Discussion in 'Photography Beginners' Forum' started by textures4photoshop, Dec 20, 2017.
A pro photographer told me that going out and shooting is the best photography class you can take
When you read a pro tip and think to yourself "well, heck, everyone knows that" and then read the comments and realize that "well, everyone doesn't know that".
Yes those are mine. I used to be a news photog during the film only days. Those old B&W's were all shot with Tri-X and various Nikons: F, FTn, FM, F2, F3 and an occasional photo with a Hasselblad.
you really hit the nail on the head there! while documenting for my article I did touch upon explaining ISO and how a higher ISO means more noise in the picture. That really started a debate between photographers and as it turns out, it's not as simple as that, and sometimes a higher ISO can actually mean less noise
Yes. I tell beginning photographers to:
2) Shoot some more; and at the end of the day when you think you're finished,
3) Shoot again.
Shooting a ton needs to be tempered with savage self-critiquing. You have to be hard on yourself, lean heavily on the delete key, you can always do better. No one cares, except maybe your mother, what you went through to capture the image ... the only thing that matters is the final image.

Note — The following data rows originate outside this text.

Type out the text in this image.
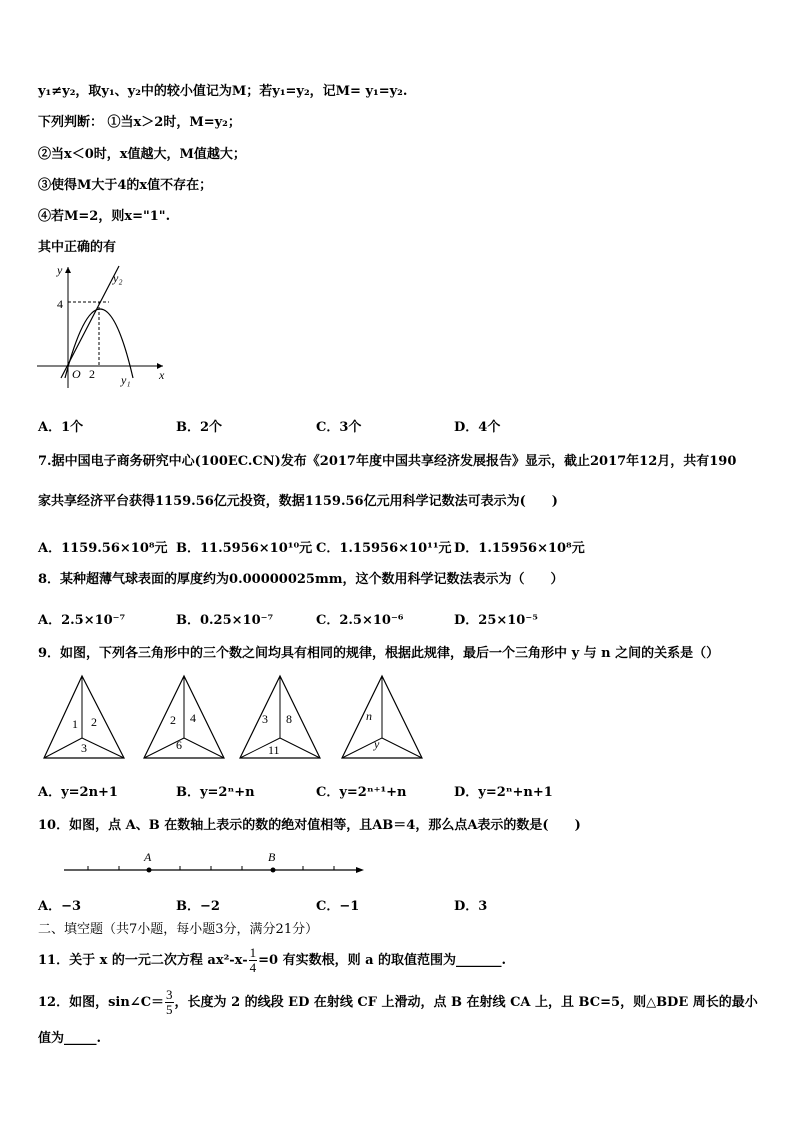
y₁≠y₂，取y₁、y₂中的较小值记为M；若y₁=y₂，记M= y₁=y₂.
下列判断： ①当x＞2时，M=y₂；
②当x＜0时，x值越大，M值越大；
③使得M大于4的x值不存在；
④若M=2，则x="1".
其中正确的有
y
x
4
O 2
y₂
y₁
A．1个	B．2个	C．3个	D．4个
7.据中国电子商务研究中心(100EC.CN)发布《2017年度中国共享经济发展报告》显示，截止2017年12月，共有190
家共享经济平台获得1159.56亿元投资，数据1159.56亿元用科学记数法可表示为(　　)
A．1159.56×10⁸元 B．11.5956×10¹⁰元 C．1.15956×10¹¹元 D．1.15956×10⁸元
8．某种超薄气球表面的厚度约为0.00000025mm，这个数用科学记数法表示为（　　）
A．2.5×10⁻⁷	B．0.25×10⁻⁷	C．2.5×10⁻⁶	D．25×10⁻⁵
9．如图，下列各三角形中的三个数之间均具有相同的规律，根据此规律，最后一个三角形中 y 与 n 之间的关系是（）
1 2
3
2 4
6
3 8
11
n
y
A．y=2n+1	B．y=2ⁿ+n	C．y=2ⁿ⁺¹+n	D．y=2ⁿ+n+1
10．如图，点 A、B 在数轴上表示的数的绝对值相等，且AB＝4，那么点A表示的数是(　　)
A	B
A．−3	B．−2	C．−1	D．3
二、填空题（共7小题，每小题3分，满分21分）
11．关于 x 的一元二次方程 $ax^2-x- \frac{1}{4} =0$ 有实数根，则 a 的取值范围为_______.
12．如图，sin∠C＝ $\frac{3}{5}$ ，长度为 2 的线段 ED 在射线 CF 上滑动，点 B 在射线 CA 上，且 BC=5，则△BDE 周长的最小
值为_____.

Thanks, and we appreciate your understanding. You are however welcome to post the entire article in the "Articles of Interest" forum if you'd like.
That's super! I've only shot film using a Smena 8M and a Ricoh KR-10 which I bought 2 months ago. For BW I used the Fomapan, but I will for sure give the Tri-X a try
I can really tell from your photos that you know what you're doing. I would appreciate it a lot if you can take a look at the article in my signature and get your hones feedback regarding information accuracy and completeness (I know I can never be complete with such a vast domain)
thank you so much
I think the biggest ting for me was framing. Pay attention to the edges and allow a bit of space around the subject!
The problem with photography is one tends to speak in generalities and ignore all the exceptions. I haven't read the article, yet ... but I find I have to provide alot of thought to qualifying what I post.
Please post your article.
If that space is for cropping, I come from a different school. In my prime, I shot full-frame ... as in ... no cropping. If the horizon was crooked or something skewed/needed cropping, I would dump the shot. I am trying to get back to that level of framing.
Not for cropping mate, but it's about creating a deliberate composition in the frame particularly with landscape shots. If, for example, you have a shot with a big rock in the foreground that's being used as an anchor point cutting off the bottom of the rock makes the shot look careless, just giving it a little room and showing the bottom of it gives the entire image a more considered look. Same with buildings, if you include a couple of edges at the side of the frame rather than cut half way through a building it really does make the whole composition look more deliberate.
Admitedly as a photographer you need to decide where the edges lie, and invariably something will be cut off, but making it have minimal impact on the scene is the key.